There is basically never a perfect survey, but there is a lot of value in taking pains to not bias your sample (it allows you to tentitiviely draw certain types of conclusions that you otherwise absolutely cannot). Biased sampling happens constantly, it's a matter of degrees and often opinion whether a study should be considered able to draw a certain conclusion.
IDK, it sounds like the author has taken quite a few steps beyond what your average social scientist does.. the vast majority of social science (and a fair bit from other categories) is insanely biased because its participants are 100% students at a specific college or region. Yet this is treated as perfectly acceptable because it's part of the norms of academic research.
Like I said she acknowledges them but I don’t feel she really addresses them sufficiently to make different claims. It’s just not possible in a group this niche.
Frankly I don’t believe that fetishes are anything but learned associations so it’s kind of silly to imagine the findings will generalize.

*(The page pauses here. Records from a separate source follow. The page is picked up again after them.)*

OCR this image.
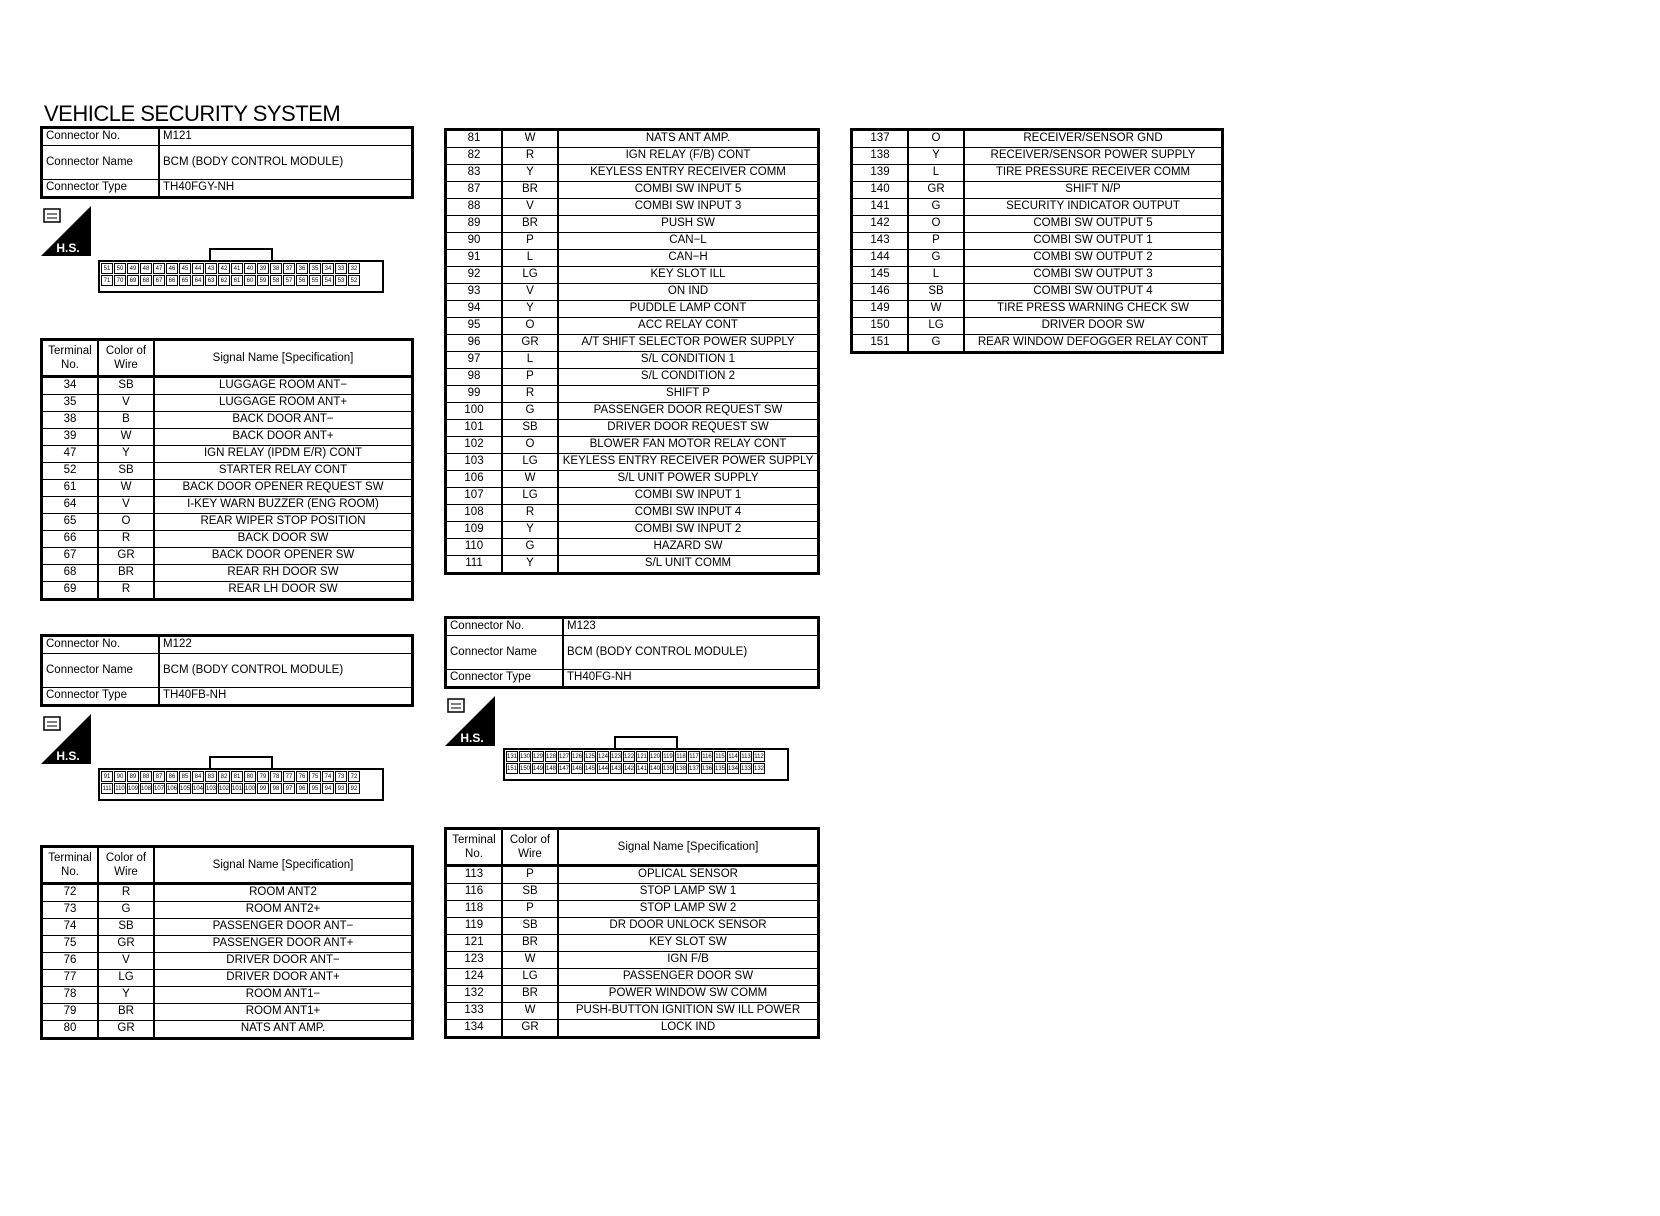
VEHICLE SECURITY SYSTEM
Connector No.	M121
Connector Name	BCM (BODY CONTROL MODULE)
Connector Type	TH40FGY-NH
H.S.
51	50	49	48	47	46	45	44	43	42	41	40	39	38	37	36	35	34	33	32
71	70	69	68	67	66	65	64	63	62	61	60	59	58	57	56	55	54	53	52
Terminal No.	Color of Wire	Signal Name [Specification]
34	SB	LUGGAGE ROOM ANT−
35	V	LUGGAGE ROOM ANT+
38	B	BACK DOOR ANT−
39	W	BACK DOOR ANT+
47	Y	IGN RELAY (IPDM E/R) CONT
52	SB	STARTER RELAY CONT
61	W	BACK DOOR OPENER REQUEST SW
64	V	I-KEY WARN BUZZER (ENG ROOM)
65	O	REAR WIPER STOP POSITION
66	R	BACK DOOR SW
67	GR	BACK DOOR OPENER SW
68	BR	REAR RH DOOR SW
69	R	REAR LH DOOR SW
Connector No.	M122
Connector Name	BCM (BODY CONTROL MODULE)
Connector Type	TH40FB-NH
H.S.
91	90	89	88	87	86	85	84	83	82	81	80	79	78	77	76	75	74	73	72
111 110 109 108 107 106 105 104 103 102 101 100 99	98	97	96	95	94	93	92
Terminal No.	Color of Wire	Signal Name [Specification]
72	R	ROOM ANT2
73	G	ROOM ANT2+
74	SB	PASSENGER DOOR ANT−
75	GR	PASSENGER DOOR ANT+
76	V	DRIVER DOOR ANT−
77	LG	DRIVER DOOR ANT+
78	Y	ROOM ANT1−
79	BR	ROOM ANT1+
80	GR	NATS ANT AMP.
81	W	NATS ANT AMP.
82	R	IGN RELAY (F/B) CONT
83	Y	KEYLESS ENTRY RECEIVER COMM
87	BR	COMBI SW INPUT 5
88	V	COMBI SW INPUT 3
89	BR	PUSH SW
90	P	CAN−L
91	L	CAN−H
92	LG	KEY SLOT ILL
93	V	ON IND
94	Y	PUDDLE LAMP CONT
95	O	ACC RELAY CONT
96	GR	A/T SHIFT SELECTOR POWER SUPPLY
97	L	S/L CONDITION 1
98	P	S/L CONDITION 2
99	R	SHIFT P
100	G	PASSENGER DOOR REQUEST SW
101	SB	DRIVER DOOR REQUEST SW
102	O	BLOWER FAN MOTOR RELAY CONT
103	LG	KEYLESS ENTRY RECEIVER POWER SUPPLY
106	W	S/L UNIT POWER SUPPLY
107	LG	COMBI SW INPUT 1
108	R	COMBI SW INPUT 4
109	Y	COMBI SW INPUT 2
110	G	HAZARD SW
111	Y	S/L UNIT COMM
Connector No.	M123
Connector Name	BCM (BODY CONTROL MODULE)
Connector Type	TH40FG-NH
H.S.
131 130 129 128 127 126 125 124 123 122 121 120 119 118 117 116 115 114 113 112
151 150 149 148 147 146 145 144 143 142 141 140 139 138 137 136 135 134 133 132
Terminal No.	Color of Wire	Signal Name [Specification]
113	P	OPLICAL SENSOR
116	SB	STOP LAMP SW 1
118	P	STOP LAMP SW 2
119	SB	DR DOOR UNLOCK SENSOR
121	BR	KEY SLOT SW
123	W	IGN F/B
124	LG	PASSENGER DOOR SW
132	BR	POWER WINDOW SW COMM
133	W	PUSH-BUTTON IGNITION SW ILL POWER
134	GR	LOCK IND
137	O	RECEIVER/SENSOR GND
138	Y	RECEIVER/SENSOR POWER SUPPLY
139	L	TIRE PRESSURE RECEIVER COMM
140	GR	SHIFT N/P
141	G	SECURITY INDICATOR OUTPUT
142	O	COMBI SW OUTPUT 5
143	P	COMBI SW OUTPUT 1
144	G	COMBI SW OUTPUT 2
145	L	COMBI SW OUTPUT 3
146	SB	COMBI SW OUTPUT 4
149	W	TIRE PRESS WARNING CHECK SW
150	LG	DRIVER DOOR SW
151	G	REAR WINDOW DEFOGGER RELAY CONT
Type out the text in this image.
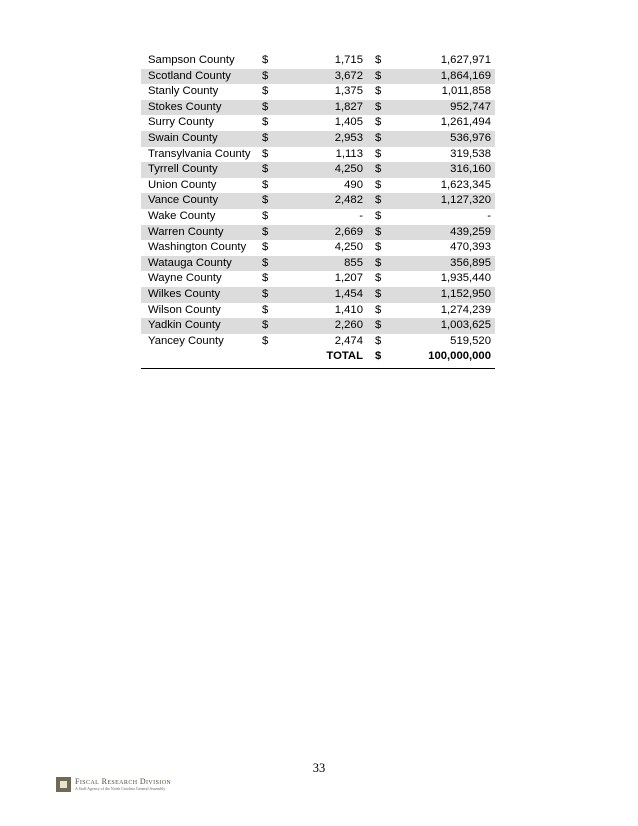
Sampson County	$	1,715	$	1,627,971
Scotland County	$	3,672	$	1,864,169
Stanly County	$	1,375	$	1,011,858
Stokes County	$	1,827	$	952,747
Surry County	$	1,405	$	1,261,494
Swain County	$	2,953	$	536,976
Transylvania County	$	1,113	$	319,538
Tyrrell County	$	4,250	$	316,160
Union County	$	490	$	1,623,345
Vance County	$	2,482	$	1,127,320
Wake County	$	-	$	-
Warren County	$	2,669	$	439,259
Washington County	$	4,250	$	470,393
Watauga County	$	855	$	356,895
Wayne County	$	1,207	$	1,935,440
Wilkes County	$	1,454	$	1,152,950
Wilson County	$	1,410	$	1,274,239
Yadkin County	$	2,260	$	1,003,625
Yancey County	$	2,474	$	519,520
		TOTAL	$	100,000,000
33
Fiscal Research Division
A Staff Agency of the North Carolina General Assembly
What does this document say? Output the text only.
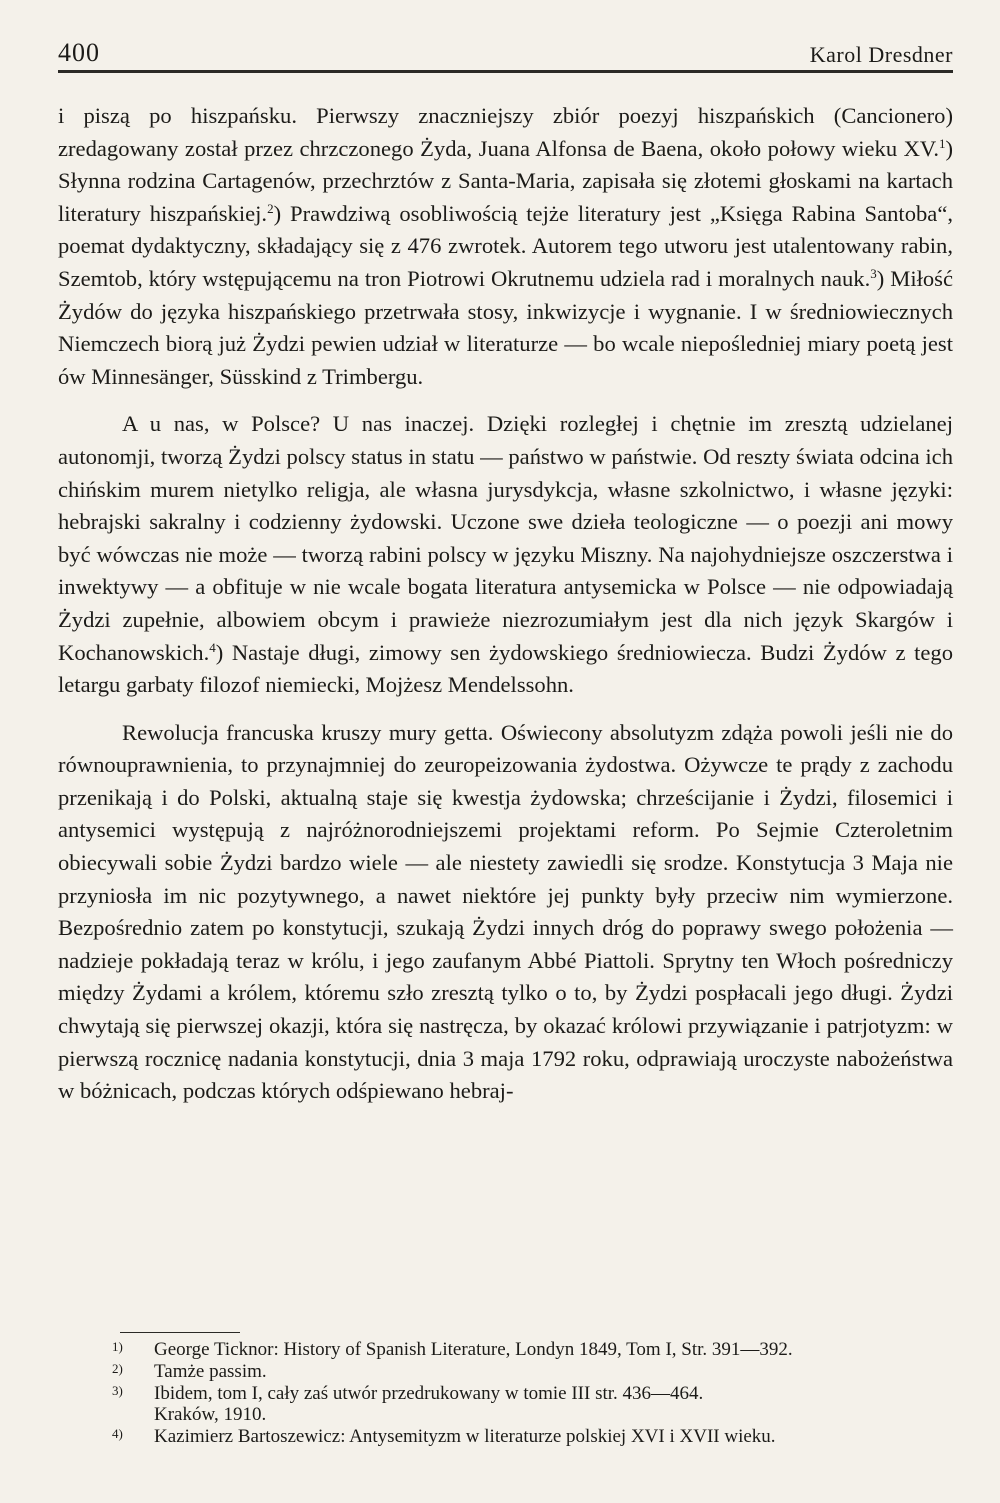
400	Karol Dresdner

i piszą po hiszpańsku. Pierwszy znaczniejszy zbiór poezyj hiszpańskich (Cancionero) zredagowany został przez chrzczonego Żyda, Juana Alfonsa de Baena, około połowy wieku XV.$^1$) Słynna rodzina Cartagenów, przechrztów z Santa-Maria, zapisała się złotemi głoskami na kartach literatury hiszpańskiej.$^2$) Prawdziwą osobliwością tejże literatury jest „Księga Rabina Santoba“, poemat dydaktyczny, składający się z 476 zwrotek. Autorem tego utworu jest utalentowany rabin, Szemtob, który wstępującemu na tron Piotrowi Okrutnemu udziela rad i moralnych nauk.$^3$) Miłość Żydów do języka hiszpańskiego przetrwała stosy, inkwizycje i wygnanie. I w średniowiecznych Niemczech biorą już Żydzi pewien udział w literaturze — bo wcale niepośledniej miary poetą jest ów Minnesänger, Süsskind z Trimbergu.

A u nas, w Polsce? U nas inaczej. Dzięki rozległej i chętnie im zresztą udzielanej autonomji, tworzą Żydzi polscy status in statu — państwo w państwie. Od reszty świata odcina ich chińskim murem nietylko religja, ale własna jurysdykcja, własne szkolnictwo, i własne języki: hebrajski sakralny i codzienny żydowski. Uczone swe dzieła teologiczne — o poezji ani mowy być wówczas nie może — tworzą rabini polscy w języku Miszny. Na najohydniejsze oszczerstwa i inwektywy — a obfituje w nie wcale bogata literatura antysemicka w Polsce — nie odpowiadają Żydzi zupełnie, albowiem obcym i prawieże niezrozumiałym jest dla nich język Skargów i Kochanowskich.$^4$) Nastaje długi, zimowy sen żydowskiego średniowiecza. Budzi Żydów z tego letargu garbaty filozof niemiecki, Mojżesz Mendelssohn.

Rewolucja francuska kruszy mury getta. Oświecony absolutyzm zdąża powoli jeśli nie do równouprawnienia, to przynajmniej do zeuropeizowania żydostwa. Ożywcze te prądy z zachodu przenikają i do Polski, aktualną staje się kwestja żydowska; chrześcijanie i Żydzi, filosemici i antysemici występują z najróżnorodniejszemi projektami reform. Po Sejmie Czteroletnim obiecywali sobie Żydzi bardzo wiele — ale niestety zawiedli się srodze. Konstytucja 3 Maja nie przyniosła im nic pozytywnego, a nawet niektóre jej punkty były przeciw nim wymierzone. Bezpośrednio zatem po konstytucji, szukają Żydzi innych dróg do poprawy swego położenia — nadzieje pokładają teraz w królu, i jego zaufanym Abbé Piattoli. Sprytny ten Włoch pośredniczy między Żydami a królem, któremu szło zresztą tylko o to, by Żydzi pospłacali jego długi. Żydzi chwytają się pierwszej okazji, która się nastręcza, by okazać królowi przywiązanie i patrjotyzm: w pierwszą rocznicę nadania konstytucji, dnia 3 maja 1792 roku, odprawiają uroczyste nabożeństwa w bóżnicach, podczas których odśpiewano hebraj-

1)	George Ticknor: History of Spanish Literature, Londyn 1849, Tom I, Str. 391—392.
2)	Tamże passim.
3)	Ibidem, tom I, cały zaś utwór przedrukowany w tomie III str. 436—464.
Kraków, 1910.
4)	Kazimierz Bartoszewicz: Antysemityzm w literaturze polskiej XVI i XVII wieku.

She gets close to this idea in her survey design but I feel like she doesn’t acknowledge this overall. Like, cake sitting. Dumb as hell. But sure I can see how it would lead people to shame or sensory triggers that they have learned on a second order to be arousing. And that after this they’ve become dependent on that specific thing even.
IDK, it sounds like the author has taken quite a few steps beyond what your average social scientist does.. the vast majority of social science (and a fair bit from other categories) is insanely biased because its participants are 100% students at a specific college or region. Yet this is treated as perfectly acceptable because it's part of the norms of academic research.